Once again I get the chance to fill in for Harry while he is gone. I will attempt to keep up with the high standard he has set.

  • Be careful with trampolines. I have a four year old that was bouncing on a trampoline this weekend. He twisted his knee slightly on landing, and decided that the fastest way to get comfort was to jump off the edge. His knee gave out and he fractured his tibia. I don’t think this was how he planned to start his summer. At least he is pretty calm about the whole thing.
  • It looks like there is a good product out there named CliSecure to obfuscate .net code. From what I was able to read it looks like a pretty decent product, even hiding the code while its in memory. (via Larkware)
  • TechEd started this morning. While I am sure Harry will be giving some on-site reports there is a link to the virtual site here.
  • There is a great video showing Gregor Hohpe talking about SOA, and the many unrealistic claims in the industry. If you have read any of Hohpe’s work it is clear that he has a great understanding of the topic. (via Nick Malik)

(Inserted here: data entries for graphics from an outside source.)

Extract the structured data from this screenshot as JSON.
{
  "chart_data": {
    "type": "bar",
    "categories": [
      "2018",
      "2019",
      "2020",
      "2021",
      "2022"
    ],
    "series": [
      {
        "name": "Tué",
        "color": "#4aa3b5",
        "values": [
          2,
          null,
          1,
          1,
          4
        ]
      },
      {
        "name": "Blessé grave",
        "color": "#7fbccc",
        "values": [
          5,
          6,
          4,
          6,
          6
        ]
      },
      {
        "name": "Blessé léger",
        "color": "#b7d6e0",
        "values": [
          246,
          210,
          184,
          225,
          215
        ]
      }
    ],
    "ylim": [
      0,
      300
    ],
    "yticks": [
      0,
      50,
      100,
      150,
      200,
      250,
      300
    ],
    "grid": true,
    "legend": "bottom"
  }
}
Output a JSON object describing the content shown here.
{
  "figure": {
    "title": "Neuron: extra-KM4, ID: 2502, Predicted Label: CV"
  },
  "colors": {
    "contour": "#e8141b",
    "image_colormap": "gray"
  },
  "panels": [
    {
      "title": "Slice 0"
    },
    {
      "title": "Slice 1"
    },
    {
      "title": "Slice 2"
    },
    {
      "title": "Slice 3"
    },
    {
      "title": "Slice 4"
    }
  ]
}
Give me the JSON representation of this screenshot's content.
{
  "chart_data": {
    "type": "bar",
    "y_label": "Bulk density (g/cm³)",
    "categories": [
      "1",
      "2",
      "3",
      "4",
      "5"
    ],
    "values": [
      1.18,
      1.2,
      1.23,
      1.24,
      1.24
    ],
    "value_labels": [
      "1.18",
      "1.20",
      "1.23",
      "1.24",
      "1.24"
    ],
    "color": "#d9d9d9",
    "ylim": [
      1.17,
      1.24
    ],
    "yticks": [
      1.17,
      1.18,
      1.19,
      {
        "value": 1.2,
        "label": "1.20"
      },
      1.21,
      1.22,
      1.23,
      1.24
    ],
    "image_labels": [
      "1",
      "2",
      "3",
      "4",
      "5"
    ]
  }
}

  • The NBA Finals will begin this week with the Spurs playing the Cavaliers and King LeBron. I wonder if this will help rescue the NBA from what seems to be a real apathy on the part of the average fan. Other than the series between Dallas and Golden State earlier in the play-offs it really seems there haven’t been any compelling stories. The NBA really needs a shot in the arm to become relevant again.